ELI5: What are the ramifications of the new Chez Scheme back-end?

I am all-in on Purescript despite an absolute bear of a time learning the quirks of this ecosystem. Recently, I saw that we have a new experimental back end that leverages Chez Scheme. I had no idea about Chez Scheme but this news put it on my radar and I researched it and instantly loved what I saw.

In updating my Purescript devenv this week, I decided to try using the experimental back end to compile a hello world but was hit with some warnings. In starting an issue on github, I realized I was testing purescm in an inintended way and of course I would get issues…so I just cancelled it. This leads me here where I thought it might be nice to externalize the myriad questions (and hopes perhaps) I have about it.

Please forgive me if any of these are foolish questions.:

What are the ramifications for the Chez Scheme back-end in the Purescript ecosystem? Will it simply replace Haskell as our the back end for Purescript’s compiler? That’s fine (and it honestly seems like an exceptionally wise decision) but perhaps I have mistakenly expected us to also be able to leverage Chez Scheme as an alternative to node perhaps?..

but then again, this starts to make me wonder if I don’t know anything at all (I am a C++/Haskell kind of person and web dev can be counter-intuitive to me at the moment) and someone could kindly educate me.

My thought was, if I could have a Haskell-like language that can work nearly bare metal on Cisco hardware, leveraging hardware parallelism, that is a game-changer. but maybe I am missing something and my confusion could help others to learn about PS.

3 Likes

One of the goals of the purescm backend is to be able to write the Purescript compiler itself using it, but it’s a long term goal so we haven’t really talked about it much yet because it’s still early days for purescm.

Other than PS-in-PS Chez allows native threads as you mention, and it has a great C FFI which brings many possibilities. On the other hand the Scheme and Chez ecosystems don’t provide that many libraries so things like async-io and web servers and things like that are potentially more work.

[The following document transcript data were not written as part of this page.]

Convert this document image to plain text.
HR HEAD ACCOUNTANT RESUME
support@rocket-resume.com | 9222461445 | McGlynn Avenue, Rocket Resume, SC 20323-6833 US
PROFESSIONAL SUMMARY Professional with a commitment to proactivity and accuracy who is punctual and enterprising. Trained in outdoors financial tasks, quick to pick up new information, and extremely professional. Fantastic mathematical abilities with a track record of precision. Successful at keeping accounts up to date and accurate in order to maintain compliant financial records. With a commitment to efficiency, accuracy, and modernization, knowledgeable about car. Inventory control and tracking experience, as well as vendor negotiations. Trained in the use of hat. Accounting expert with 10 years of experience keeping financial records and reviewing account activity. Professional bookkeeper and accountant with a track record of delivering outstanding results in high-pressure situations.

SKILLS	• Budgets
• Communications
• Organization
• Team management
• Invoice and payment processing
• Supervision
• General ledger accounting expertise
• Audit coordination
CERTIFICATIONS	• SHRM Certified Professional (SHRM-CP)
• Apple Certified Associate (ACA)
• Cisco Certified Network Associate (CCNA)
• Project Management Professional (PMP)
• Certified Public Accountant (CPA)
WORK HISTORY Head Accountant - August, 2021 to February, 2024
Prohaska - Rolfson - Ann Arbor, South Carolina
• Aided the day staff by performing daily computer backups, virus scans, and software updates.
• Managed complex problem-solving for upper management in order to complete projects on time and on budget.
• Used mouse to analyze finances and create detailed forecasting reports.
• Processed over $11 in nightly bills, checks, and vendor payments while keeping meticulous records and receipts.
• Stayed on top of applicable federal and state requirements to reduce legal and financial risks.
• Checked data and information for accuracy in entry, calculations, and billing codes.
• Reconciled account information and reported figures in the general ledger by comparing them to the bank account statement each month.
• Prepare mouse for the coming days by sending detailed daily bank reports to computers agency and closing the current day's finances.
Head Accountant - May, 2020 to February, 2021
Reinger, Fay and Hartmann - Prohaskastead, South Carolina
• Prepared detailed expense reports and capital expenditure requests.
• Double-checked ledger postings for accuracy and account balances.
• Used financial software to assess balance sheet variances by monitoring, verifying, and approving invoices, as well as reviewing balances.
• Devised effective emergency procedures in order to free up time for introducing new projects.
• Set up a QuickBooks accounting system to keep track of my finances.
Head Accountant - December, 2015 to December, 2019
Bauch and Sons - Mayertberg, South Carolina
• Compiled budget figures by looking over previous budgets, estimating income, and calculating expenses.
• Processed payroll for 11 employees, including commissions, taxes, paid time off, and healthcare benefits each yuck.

I don’t think you are missing anything. Sorry there isn’t much documentation yet - we’re sort of still trying to experiment and implement the basic stuff like strings and other data structures. I wouldn’t use it yet for anything serious - for example it doesn’t support incremental compilation yet, so you’d be compiling your whole program every time there is a code change.

Contributions are very welcome!

4 Likes

Thanks so much. Hopefully as this evolves, it will bring more people to this ecosystem. Purescript, IMO, currently stands alone as the language that has almost everything I want while also being able to be run just about anywhere that I’d want to run software.